Böylesi mizah, ancak Hoca gibi rûhunu başka ruh yapmasını bilen kural dışı yaradılışlı bir adama nasîb olabilir; böyle biri dünyâmıza bir daha ne gelmiştir, ne gelir; Türk halkının yarattığı mizah dehâsıdır O…
SAN’AT
Ne kalem var elinde, ne fırça; ne harflere bürünüyor, ne şekillere…
O hâlde, şen mîzâcının imbiğinden çektiğini neyle çekip çeviriyor Hoca? Yûnus Emre, engin bir iç dünyâsını ne ile bir damla gözyaşı hâline getirebildiyse, Hoca da koca bir âlemi, onunla bir tatlı tebessüm yapabilmiştir. Bunun bir tek adı var, yalın söz!
Yalın söz; yalın kılıç gibi kınsız, kılıfsız söz. Yâni, halkın her türlü süsten, zînetten uzak konuşma ağzı…
Mizâcının en karakteristik özelliği “hazır cevaplık” olan biri için bundan âlâsı mı olur. İşte bu yalın söz, Hoca’nın kolu, kanadı olmuş; bununla düşünüp, bununla ifâde etmiştir. Bu yüzden, şakaları, dilinin ucuna geldiği gibi söylenmiş hissini veriyor; o kadar samîmî, o kadar doğal… Asıl san’at da bu değil mi, hiç san’at yapmamak; özenip, bezenmeden yalın dilin mîmârîsini kurabilmek.

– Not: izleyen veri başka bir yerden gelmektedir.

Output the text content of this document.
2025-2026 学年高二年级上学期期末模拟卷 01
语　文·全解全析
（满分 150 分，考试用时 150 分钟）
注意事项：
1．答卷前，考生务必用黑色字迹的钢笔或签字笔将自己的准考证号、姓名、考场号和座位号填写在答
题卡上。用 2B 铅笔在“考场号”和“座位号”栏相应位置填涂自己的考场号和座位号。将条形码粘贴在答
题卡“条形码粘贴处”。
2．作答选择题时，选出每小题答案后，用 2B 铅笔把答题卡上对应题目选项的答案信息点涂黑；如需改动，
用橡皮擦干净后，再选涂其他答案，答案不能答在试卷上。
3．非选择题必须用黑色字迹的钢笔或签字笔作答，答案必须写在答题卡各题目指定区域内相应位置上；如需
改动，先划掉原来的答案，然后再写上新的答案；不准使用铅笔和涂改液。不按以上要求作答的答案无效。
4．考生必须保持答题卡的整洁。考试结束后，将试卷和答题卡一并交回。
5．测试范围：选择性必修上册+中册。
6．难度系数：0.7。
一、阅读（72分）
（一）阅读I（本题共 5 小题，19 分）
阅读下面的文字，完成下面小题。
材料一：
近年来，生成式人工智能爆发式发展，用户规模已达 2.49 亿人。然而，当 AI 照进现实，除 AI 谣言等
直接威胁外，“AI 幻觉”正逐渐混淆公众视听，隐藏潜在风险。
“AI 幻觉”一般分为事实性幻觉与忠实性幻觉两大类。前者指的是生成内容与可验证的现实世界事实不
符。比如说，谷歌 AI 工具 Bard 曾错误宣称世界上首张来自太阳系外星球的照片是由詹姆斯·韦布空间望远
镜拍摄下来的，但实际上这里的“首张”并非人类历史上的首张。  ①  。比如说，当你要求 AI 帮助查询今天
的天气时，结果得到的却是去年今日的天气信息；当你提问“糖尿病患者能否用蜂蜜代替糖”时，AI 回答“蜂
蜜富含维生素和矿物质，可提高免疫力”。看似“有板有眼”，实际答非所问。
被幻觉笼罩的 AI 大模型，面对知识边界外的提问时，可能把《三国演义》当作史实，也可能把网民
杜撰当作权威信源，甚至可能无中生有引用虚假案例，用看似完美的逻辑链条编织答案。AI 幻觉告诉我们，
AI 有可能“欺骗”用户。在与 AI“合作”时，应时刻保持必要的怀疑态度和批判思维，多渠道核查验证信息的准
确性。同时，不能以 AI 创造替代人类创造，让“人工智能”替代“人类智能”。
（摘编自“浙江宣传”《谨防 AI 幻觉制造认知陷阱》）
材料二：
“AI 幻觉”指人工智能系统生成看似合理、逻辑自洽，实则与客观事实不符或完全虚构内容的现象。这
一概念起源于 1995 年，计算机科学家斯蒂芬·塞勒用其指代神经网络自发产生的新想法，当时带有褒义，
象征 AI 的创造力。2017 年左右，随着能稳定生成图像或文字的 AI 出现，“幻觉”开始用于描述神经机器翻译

Bundandır, Hoca’nın şakaları, o günün birer lâtîfesi olarak, dudaklardan uçup gitmemiş; bunlara sebep olan olayları da içine alarak, zamanla her biri bir fıkra, bir hikâye, daha doğru bir deyimle, birer “halk hikâyesi” olmuştur. Dillere destan olan bu hikâyelerin asıl sivri ucu, Hoca’nın ağzından çıkan son bir çift sözdür. Düşünce, mizah ve san’at unsurlarının üçünü de içinde saklayan bu bir çift söz, atasözleri gibi kısa ve onun gibi sonsuz bir bilinenden ayrı başka bir anlam vermeye ve açıklamaya uygundur. En orijinal san’at, dediğimiz gibi, san’atsız görünmekse, en büyük san’at da, sözü öz yapmak, bir cildi bir satıra sığdırmaktır.
Ömründe hiç de edebiyat kaygısı çekmeyen Hoca, sonsuz zevkin, sonsuz kıymetin bu sırlarına dehâsıyle erişerek sonsuzlaşmıştır.